Hi Jan, if you look at the source code of rake's FileTask, you'll see
that this shouldn't be very difficult. The code consists of only four
methods and is easy to read. Feel free to ask again if you have more
questions.

Regards,
Pit

···

2008/6/6 jandot <jan.aerts@gmail.com>:

There is some interest in the bioinformatics community for using rake
as a workflow tool (...)
However, bioinformaticians try to keep their data in databases rather
than files. And we found we need some workarounds to get dependencies
working. Does anyone know if it would be very difficult to add
functionality to rake to check a meta table in a database for
timestamps of tasks rather than looking at timestamps of files?

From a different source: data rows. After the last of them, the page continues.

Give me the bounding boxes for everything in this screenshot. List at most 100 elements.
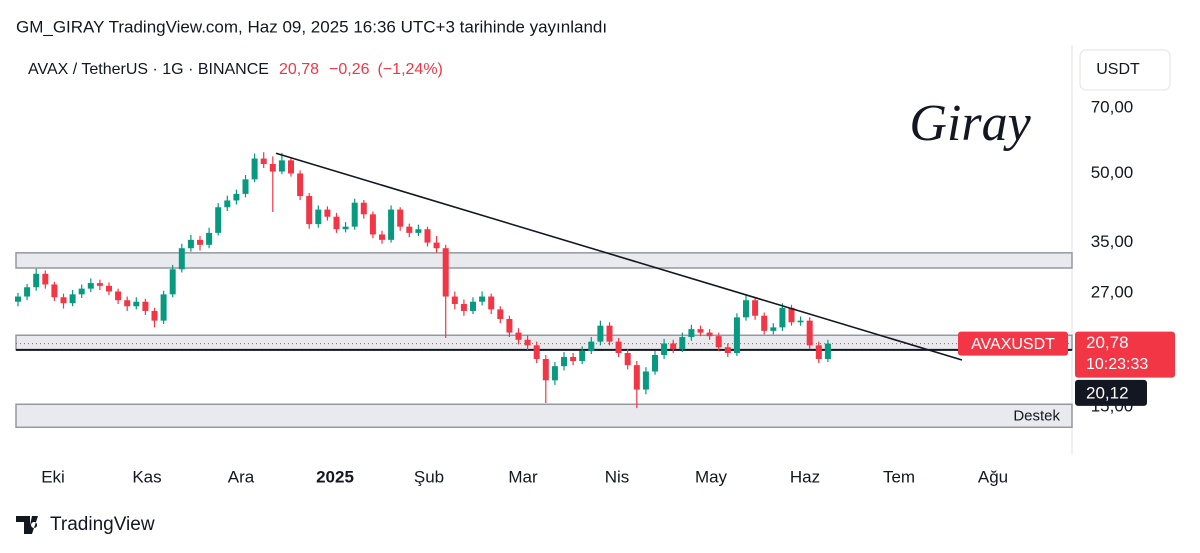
candle-body <box>260 158 267 164</box>
candle-body <box>15 296 21 302</box>
candle-body <box>178 248 185 270</box>
tv-logo <box>16 516 38 534</box>
candle-body <box>187 239 194 249</box>
currency: USDT <box>1096 61 1140 78</box>
candle-body <box>397 209 404 227</box>
candle-body <box>60 297 67 304</box>
candle-body <box>351 202 358 227</box>
x-tick-label: 2025 <box>316 467 354 486</box>
ticker-label: AVAXUSDT <box>971 336 1055 353</box>
candle-body <box>278 160 285 172</box>
x-tick-label: May <box>695 467 728 486</box>
candle-body <box>642 371 649 390</box>
x-tick-label: Eki <box>41 467 65 486</box>
candle-body <box>715 336 722 348</box>
zone <box>15 403 1073 429</box>
candle-body <box>24 287 31 297</box>
x-tick-label: Haz <box>790 467 820 486</box>
candle-body <box>615 341 622 354</box>
candle-body <box>379 234 385 240</box>
signature: Giray <box>909 95 1031 152</box>
candle-body <box>551 366 558 381</box>
zone <box>15 252 1073 269</box>
last-price: 20,78 <box>279 61 319 78</box>
zone-label: Destek <box>1013 408 1060 425</box>
level-tag <box>1075 379 1147 406</box>
y-tick-label: 70,00 <box>1091 98 1134 117</box>
candle-body <box>242 179 249 194</box>
footer: TradingView <box>50 514 155 535</box>
candle-body <box>706 332 713 337</box>
trendline <box>275 152 963 361</box>
candle-body <box>33 273 40 288</box>
candle-body <box>160 294 167 321</box>
header: GM_GIRAY TradingView.com, Haz 09, 2025 1… <box>16 17 607 36</box>
candle-body <box>360 202 367 215</box>
candle-body <box>142 301 149 311</box>
y-tick-label: 27,00 <box>1091 282 1134 301</box>
x-tick-label: Mar <box>508 467 538 486</box>
countdown: 10:23:33 <box>1086 356 1148 373</box>
candle-body <box>124 300 131 307</box>
candle-body <box>106 285 112 292</box>
candle-body <box>433 242 440 249</box>
candle-body <box>233 193 240 201</box>
candle-body <box>451 296 458 304</box>
candle-body <box>151 310 158 321</box>
y-tick-label: 35,00 <box>1091 232 1134 251</box>
candle-body <box>724 347 731 354</box>
ticker-tag <box>958 331 1068 356</box>
candle-body <box>770 327 777 331</box>
candle-body <box>761 315 768 331</box>
candle-body <box>269 163 276 172</box>
candle-body <box>688 329 695 338</box>
price-tag <box>1075 331 1175 378</box>
candle-body <box>779 307 786 328</box>
candle-body <box>324 209 331 217</box>
candle-body <box>570 356 577 362</box>
candle-body <box>406 226 413 233</box>
candle-body <box>78 288 85 295</box>
candle-body <box>342 226 349 230</box>
candle-body <box>515 332 522 340</box>
candle-body <box>306 196 313 225</box>
candle-body <box>51 284 58 298</box>
candle-body <box>333 216 340 230</box>
candle-body <box>42 273 49 285</box>
plot: Destek <box>15 152 1073 429</box>
x-tick-label: Ara <box>228 467 255 486</box>
x-tick-label: Şub <box>414 467 444 486</box>
candle-body <box>524 339 531 346</box>
currency-box[interactable] <box>1079 49 1171 91</box>
candle-body <box>815 345 822 359</box>
candle-body <box>197 239 203 245</box>
candle-body <box>743 300 749 318</box>
candle-body <box>506 318 513 333</box>
candle-body <box>488 296 495 310</box>
x-tick-label: Nis <box>605 467 630 486</box>
candle-body <box>824 343 831 359</box>
candle-body <box>797 320 804 323</box>
candle-body <box>679 337 686 350</box>
candle-body <box>733 317 740 354</box>
candle-body <box>624 353 631 366</box>
candle-body <box>460 303 467 311</box>
candle-body <box>533 345 540 359</box>
candle-body <box>206 232 213 245</box>
x-tick-label: Ağu <box>978 467 1008 486</box>
candle-body <box>87 283 94 289</box>
candle-body <box>661 343 668 355</box>
symbol: AVAX / TetherUS · 1G · BINANCE <box>28 61 269 78</box>
candle-body <box>288 160 294 174</box>
candle-body <box>115 291 122 301</box>
candle-body <box>169 269 176 295</box>
candle-body <box>96 283 103 286</box>
candle-body <box>806 320 813 346</box>
zone <box>15 334 1073 351</box>
candle-body <box>479 296 486 302</box>
change-percent: (−1,24%) <box>378 61 443 78</box>
candle-body <box>652 354 658 372</box>
change: −0,26 <box>329 61 370 78</box>
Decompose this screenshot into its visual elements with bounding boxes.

Thanks for that pointer, Pit. I think I got quite far now based on
FileTask. But something is still wrong. The trouble is that I have no
idea where, so can't really ask specific questions...
It looks like the block passed to a task is not executed.

I've put what I already have on github: GitHub - jandot/biorake: An extension to rake that can be used to build database-backed workflows

There's a sample directory with an example Rakefile that should work
once the extension is fixed. In addition, there are two test suites
copied from the file tests. Unfortunately, many of the tests still
fail.

If anybody could have a look at the tests and help to get them
running, I would be very thankfull.

Cheers,
jan.

···

On Jun 9, 9:17 am, Pit Capitain <pit.capit...@gmail.com> wrote:

2008/6/6 jandot <jan.ae...@gmail.com>:

> There is some interest in the bioinformatics community for using rake
> as a workflow tool (...)
> However, bioinformaticians try to keep their data in databases rather
> than files. And we found we need some workarounds to get dependencies
> working. Does anyone know if it would be very difficult to add
> functionality to rake to check a meta table in a database for
> timestamps of tasks rather than looking at timestamps of files?

Hi Jan, if you look at the source code of rake's FileTask, you'll see
that this shouldn't be very difficult. The code consists of only four
methods and is easy to read. Feel free to ask again if you have more
questions.

Regards,
Pit